The first step in achieving a better design is understanding where network noise comes from.
A typical digital communications network has multiple devices connected to a twisted wire pair, and terminators at both ends. The purpose of these terminators is to match the network impedance.
Impedance (Z) is measured in ohms. It is the ratio of voltage to the flow of current allowed, and is defined as the total opposition, combined effect of capacitance, inductance and resistance that a circuit offers a signal at a given frequency of a device or circuit to the flow of an alternating current (AC) at a given frequency. The key word for networks is frequency, which for each network type is related to the baud rate.
When network impedances are matched, the source and load impedance are equal, resulting in the network’s ability to operate at its peak efficiency. To achieve maximum power in a network, the transfer line impedance must match the source and load impedances. If the impedances are not matched, standing waves resulting from signal reflections will develop along the line.
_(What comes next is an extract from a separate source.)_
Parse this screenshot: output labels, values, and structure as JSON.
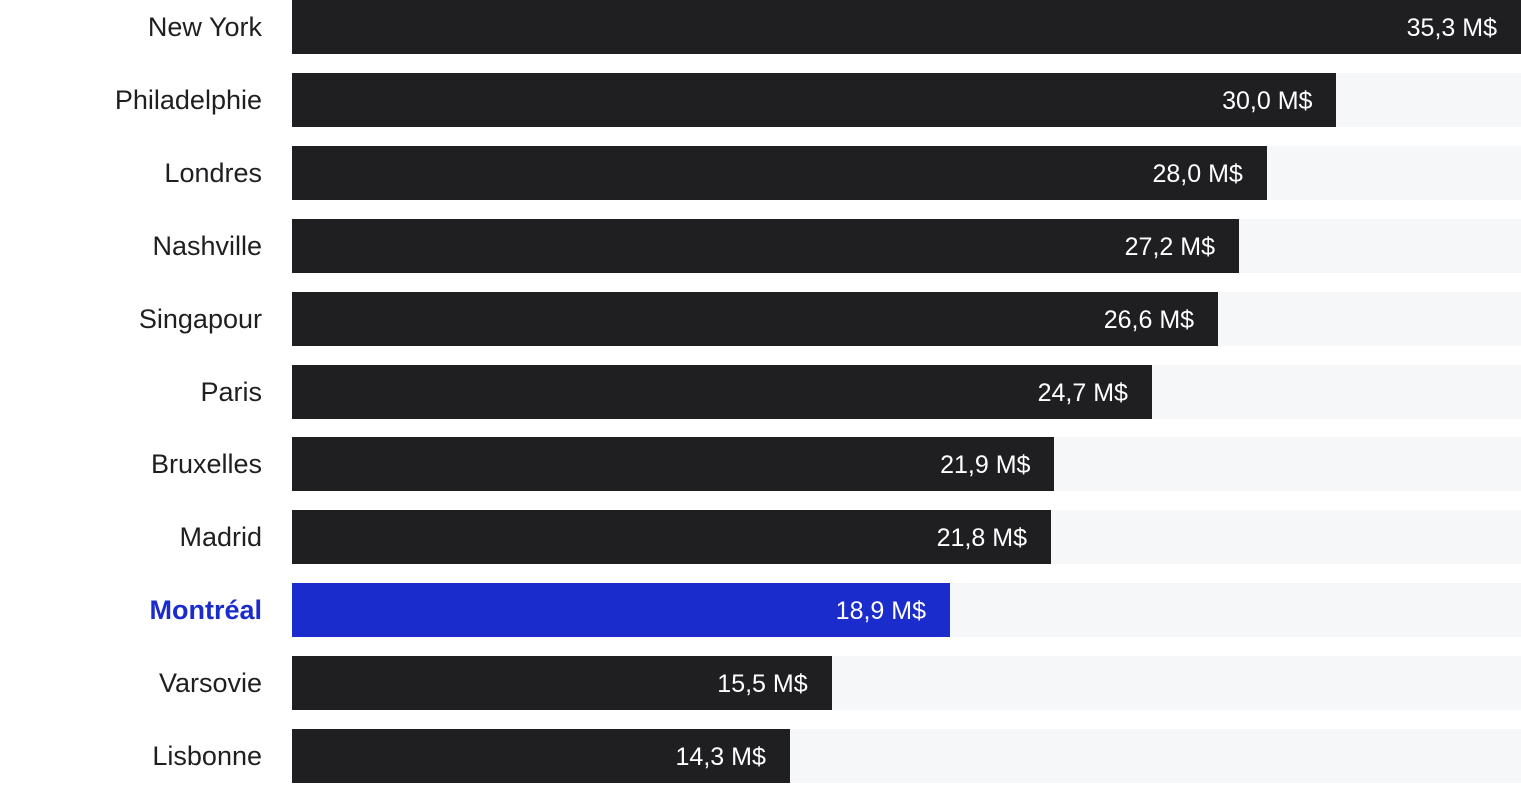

A signal reflection is similar to the behaviour of waves as they pass between mediums of different densities or a wave of water going against a mossy shore where it is largely absorbed versus a rocky pond shore or cliff where we see a lot of reflected ripples. Not having matching impedance (terminators) on a digital network results in an impedance discontinuity or mismatch that will degrade the amplitude and phase accuracy, and results in reflections on the network.
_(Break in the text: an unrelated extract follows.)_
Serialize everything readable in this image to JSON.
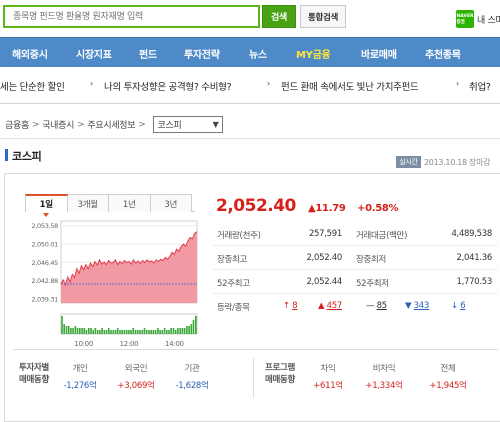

Any cable can become a transmission line when it has a length greater than λ/8 at an operating frequency where λ=300/fMHZ. And all transmission lines have a characteristic impedance Zo that is a function of the line’s inductance and capacitance Zo=(L/C)0.5. Therefore, each spur or terminal on a network is a potential source for these reflections. And because these reflections are of different amplitudes and frequencies, there can quickly be a lot of signals at different amplitudes and wavelengths (frequencies) on any wire pair. The most reliable way to minimize/eliminate these reflections is to be sure the source and load impedances equal the characteristic impedance of the transmission line, as this minimizes signal reflections to eliminate one source of noise.
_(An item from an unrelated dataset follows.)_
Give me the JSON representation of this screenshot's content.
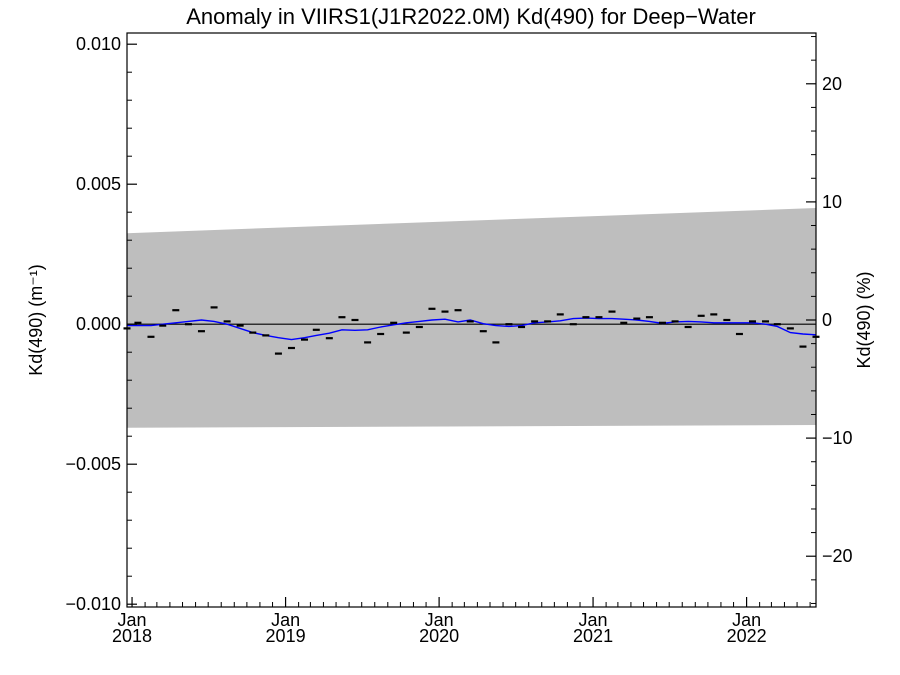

Though not an impedance problem, another source of noise on networks is electromagnetic interference (EMI) coupling caused by inductance of nearby power lines. This is one reason to use conduit, ground the shield and maintain minimum distances between different cable trays. The IEC has a standard — IEC 61000-5-2:1997 Electromagnetic Compatibility (EMC) Part 5: Installation and Mitigation Guidelines — in which “Section 2: Earthing and Cabling” addresses tray spacing by assigning different classes to different types of cables based on the energy levels they contain. The classes defined in the standard are as follows:
• Class 1 is for cables carrying very sensitive signals.
• Class 2 is for cables carrying slightly sensitive signals.
• Class 3 is for cables carrying slightly interfering signals.
• Class 4 is reserved for cables carrying strongly interfering signals.
• Class 5 and 6 are reserved for medium- and high-voltage supply distribution cables respectively.
Hopefully you now have a better understanding of two common sources of noise in a facility and how to prevent these problems in the first place.